The recently passed Inflation Reduction Act contains a veritable cornucopia of renewable energy, and the related equities and exchange traded funds recently reflected as much.
Among that group is the Goldman Sachs Future Planet Equity ETF (GSFP ). Like other renewable energy and clean technology ETFs, GSFP is proving responsive to the Inflation Reduction Act becoming law, as highlighted by a solid 4.50% gain over the past month.
“Clean energy, the circular economy, electric vehicles and other green technologies have long been areas in which the US has lagged Europe and China, where adoption rates are higher and innovation has been stronger. Although many green technologies are now economically viable even without government subsidies, this shift in focus by the US government will add further impetus to the ongoing global transformation and will help ensure that the US is energy self-reliant in the future,” according to a recent note from Goldman Sachs Asset Management.

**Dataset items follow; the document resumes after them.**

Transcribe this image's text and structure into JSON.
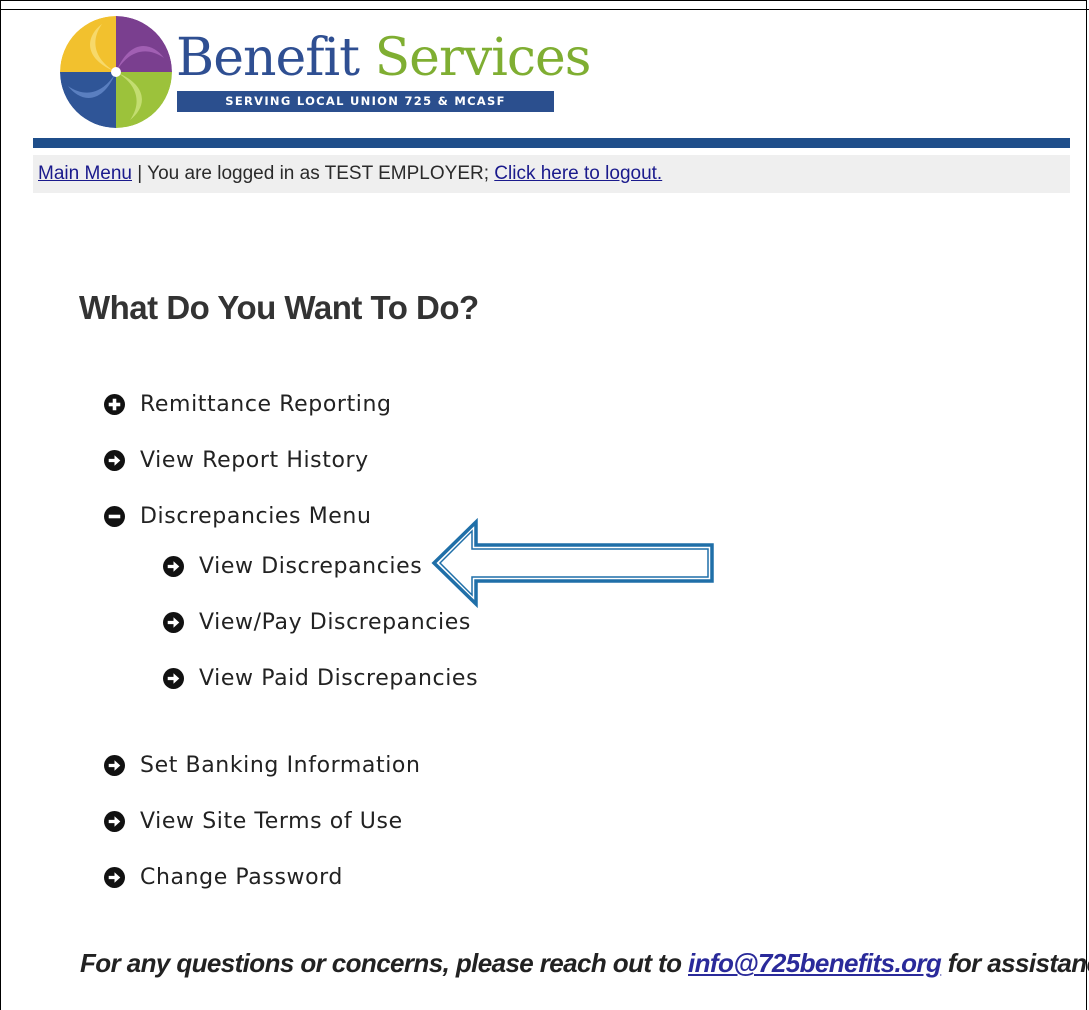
{
  "logo": {
    "title_word1": "Benefit",
    "title_word2": "Services",
    "subtitle": "SERVING LOCAL UNION 725 & MCASF"
  },
  "nav": {
    "main_menu_link": "Main Menu",
    "separator": " | ",
    "logged_in_text": "You are logged in as TEST EMPLOYER; ",
    "logout_link": "Click here to logout."
  },
  "page": {
    "heading": "What Do You Want To Do?"
  },
  "menu": {
    "remittance_reporting": {
      "label": "Remittance Reporting",
      "icon": "plus-circle-icon"
    },
    "view_report_history": {
      "label": "View Report History",
      "icon": "arrow-circle-right-icon"
    },
    "discrepancies_menu": {
      "label": "Discrepancies Menu",
      "icon": "minus-circle-icon"
    },
    "view_discrepancies": {
      "label": "View Discrepancies",
      "icon": "arrow-circle-right-icon"
    },
    "view_pay_discrepancies": {
      "label": "View/Pay Discrepancies",
      "icon": "arrow-circle-right-icon"
    },
    "view_paid_discrepancies": {
      "label": "View Paid Discrepancies",
      "icon": "arrow-circle-right-icon"
    },
    "set_banking_information": {
      "label": "Set Banking Information",
      "icon": "arrow-circle-right-icon"
    },
    "view_site_terms": {
      "label": "View Site Terms of Use",
      "icon": "arrow-circle-right-icon"
    },
    "change_password": {
      "label": "Change Password",
      "icon": "arrow-circle-right-icon"
    }
  },
  "footer": {
    "text_before": "For any questions or concerns, please reach out to ",
    "email_link": "info@725benefits.org",
    "text_after": " for assistance."
  },
  "colors": {
    "brand_blue": "#2b4f8e",
    "brand_green": "#7fae32",
    "link_blue": "#1a1a8c",
    "callout_arrow": "#1f6fa8"
  }
}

As noted above, an array of renewable energy ETFs, including GSFP, are getting a lift from the aforementioned legislation. That doesn’t mean that all those funds are equally levered to the Inflation Reduction Act. In fact, GSFP stands as a case study as to why it’s crucial for investors to look under the hood rather than blindly buying ETFs based off names alone.
Obviously, the Inflation Reduction Act contains plenty of spending for solar, wind, and green banks — themes that GSFP has a 21.1% weight to, according to issuer data. But there’s more for investors to consider. For example, the bill features tax credits for the manufacturing of electric vehicles and the purchase of those cars. GSFP’s related exposure is a third of its lineup.

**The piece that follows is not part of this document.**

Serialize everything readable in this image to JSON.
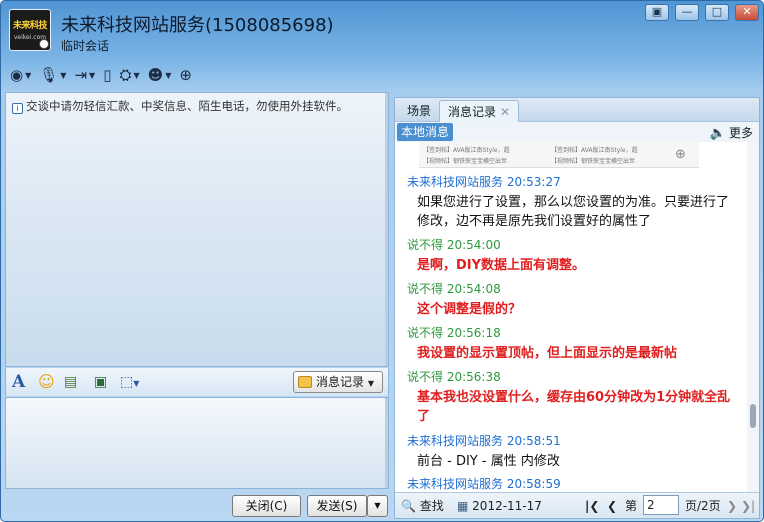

Additionally, 8% of the ETF’s roster is levered to spending aimed at cutting agriculture emissions. More than 13% of the GSFP portfolio has inroads to spending aimed at crediting consumers for purchasing energy-efficient appliances. Bottom line: GSFP has a concentrated lineup, but it’s arguably one of the most versatile ETFs in this category.
“In our view, the underlying economics are the true drivers of the secular growth story. In fact, thanks to the rapid pace of disruption in the space, cost curves have been already coming down drastically – the renewables and electric vehicle (EV) battery space are powerful examples in this context – and we are convinced the thematic opportunities we are targeting will profoundly change the way we live, work and consume not just because of a supportive policy backdrop, but simply because the economics have started to make sense,” concluded GSAM.